At the meeting held at the city hall of Weston August 1, 1917, it was decided that Weston should organize a branch of the county chapter of the A. R. C. and do what they could in the town and community to raise funds and make articles for the cause. At this meeting the following officers were elected:
Mrs. Amanda Westman, chairman; Miss R. Frohner, vice chairman; Miss Minnie Novak, treasurer; Mrs. Zoe Kriz, secretary; Mrs. Helen Koudele, chairman surgical dressings; Mrs. Sarah Hogstadt, chairman knitting.
It was decided at the meeting that hospital garments should be the chief work of the branch. Later on surgical dressings were taken up as well as knitting. The branch had 87 enthusiastic, active members, and they met once every week, sometimes oftener if it was necessary to fill a quota, which was always filled by the appointed time.
The day the branch organized the Ladies' Auxiliary of the Farmers Institute voted to disband and voted the balance of their money, amounting to $31.29, to the Red Cross.

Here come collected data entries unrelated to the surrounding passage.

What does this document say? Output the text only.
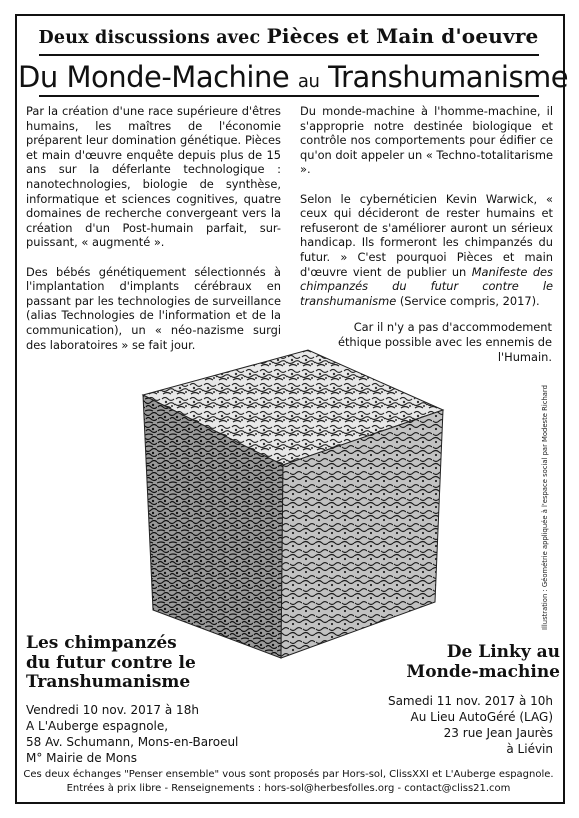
Deux discussions avec Pièces et Main d'oeuvre
Du Monde-Machine au Transhumanisme

Par la création d'une race supérieure d'êtres humains, les maîtres de l'économie préparent leur domination génétique. Pièces et main d'œuvre enquête depuis plus de 15 ans sur la déferlante technologique : nanotechnologies, biologie de synthèse, informatique et sciences cognitives, quatre domaines de recherche convergeant vers la création d'un Post-humain parfait, sur-puissant, « augmenté ».

Des bébés génétiquement sélectionnés à l'implantation d'implants cérébraux en passant par les technologies de surveillance (alias Technologies de l'information et de la communication), un « néo-nazisme surgi des laboratoires » se fait jour.

Du monde-machine à l'homme-machine, il s'approprie notre destinée biologique et contrôle nos comportements pour édifier ce qu'on doit appeler un « Techno-totalitarisme ».

Selon le cybernéticien Kevin Warwick, « ceux qui décideront de rester humains et refuseront de s'améliorer auront un sérieux handicap. Ils formeront les chimpanzés du futur. » C'est pourquoi Pièces et main d'œuvre vient de publier un Manifeste des chimpanzés du futur contre le transhumanisme (Service compris, 2017).

Car il n'y a pas d'accommodement éthique possible avec les ennemis de l'Humain.
Illustration : Géométrie appliquée à l'espace social par Modeste Richard
Les chimpanzés
du futur contre le
Transhumanisme
De Linky au
Monde-machine
Vendredi 10 nov. 2017 à 18h
A L'Auberge espagnole,
58 Av. Schumann, Mons-en-Baroeul
M° Mairie de Mons
Samedi 11 nov. 2017 à 10h
Au Lieu AutoGéré (LAG)
23 rue Jean Jaurès
à Liévin
Ces deux échanges "Penser ensemble" vous sont proposés par Hors-sol, ClissXXI et L'Auberge espagnole.
Entrées à prix libre - Renseignements : hors-sol@herbesfolles.org - contact@cliss21.com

Enough money was raised by the local branch during December, 1917, to fill 25 Christmas boxes. On May 4, 1918, the flag raising day, the ladies cleared $652.21 for the Red Cross by selling refreshments and giving a dance. In the same month a home talent play was given by the ladies of the bandage circle, by which $107.05 was cleared for the Red Cross.
For the 4th of July celebration in Wahoo the ladies of the local branch pieced, quilted, and donated a Red Cross quilt, which, when put up at auction, brought the sum of $48. The ladies also by individual donations ranging from $.50 to $6.00 contributed $96.50 to the Red Cross rooster button on July 4th, at Wahoo.

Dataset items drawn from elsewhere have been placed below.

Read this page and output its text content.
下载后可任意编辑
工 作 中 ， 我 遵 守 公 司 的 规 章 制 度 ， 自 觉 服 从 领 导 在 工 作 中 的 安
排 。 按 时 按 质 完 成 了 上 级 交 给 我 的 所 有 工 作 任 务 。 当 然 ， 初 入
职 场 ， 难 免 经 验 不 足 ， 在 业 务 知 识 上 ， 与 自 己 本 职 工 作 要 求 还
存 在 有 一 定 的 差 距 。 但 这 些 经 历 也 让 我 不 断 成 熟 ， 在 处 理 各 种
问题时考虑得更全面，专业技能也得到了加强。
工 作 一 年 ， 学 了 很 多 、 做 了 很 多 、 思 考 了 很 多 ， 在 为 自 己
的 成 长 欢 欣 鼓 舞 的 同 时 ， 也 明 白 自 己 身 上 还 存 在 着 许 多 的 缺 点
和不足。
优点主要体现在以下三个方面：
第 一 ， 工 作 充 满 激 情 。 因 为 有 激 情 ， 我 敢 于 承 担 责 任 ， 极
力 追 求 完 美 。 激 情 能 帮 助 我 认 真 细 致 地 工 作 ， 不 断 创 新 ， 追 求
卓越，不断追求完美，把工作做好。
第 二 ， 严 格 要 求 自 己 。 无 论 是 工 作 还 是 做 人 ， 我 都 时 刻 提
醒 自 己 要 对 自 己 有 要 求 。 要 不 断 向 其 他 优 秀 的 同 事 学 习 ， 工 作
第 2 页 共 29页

After the rush of making hospital garments was over the Red Cross ladies pieced and completed two comforts by using the outing flannel scraps. These comforts were both sold; one by selling numbers and raffling it off on April 4, 1919, the proceeds being $25.20; the other at H. N. Nelson's public sale February 6, 1918, netting $38.75, making $63.95 for the two quilts. The expense for yarn, lining, etc., was $3.08, making $60.87 clear.
The work turned out by this branch was unexcelled in quality and was as follows: 692 hospital garments, 8,189 surgical dressings.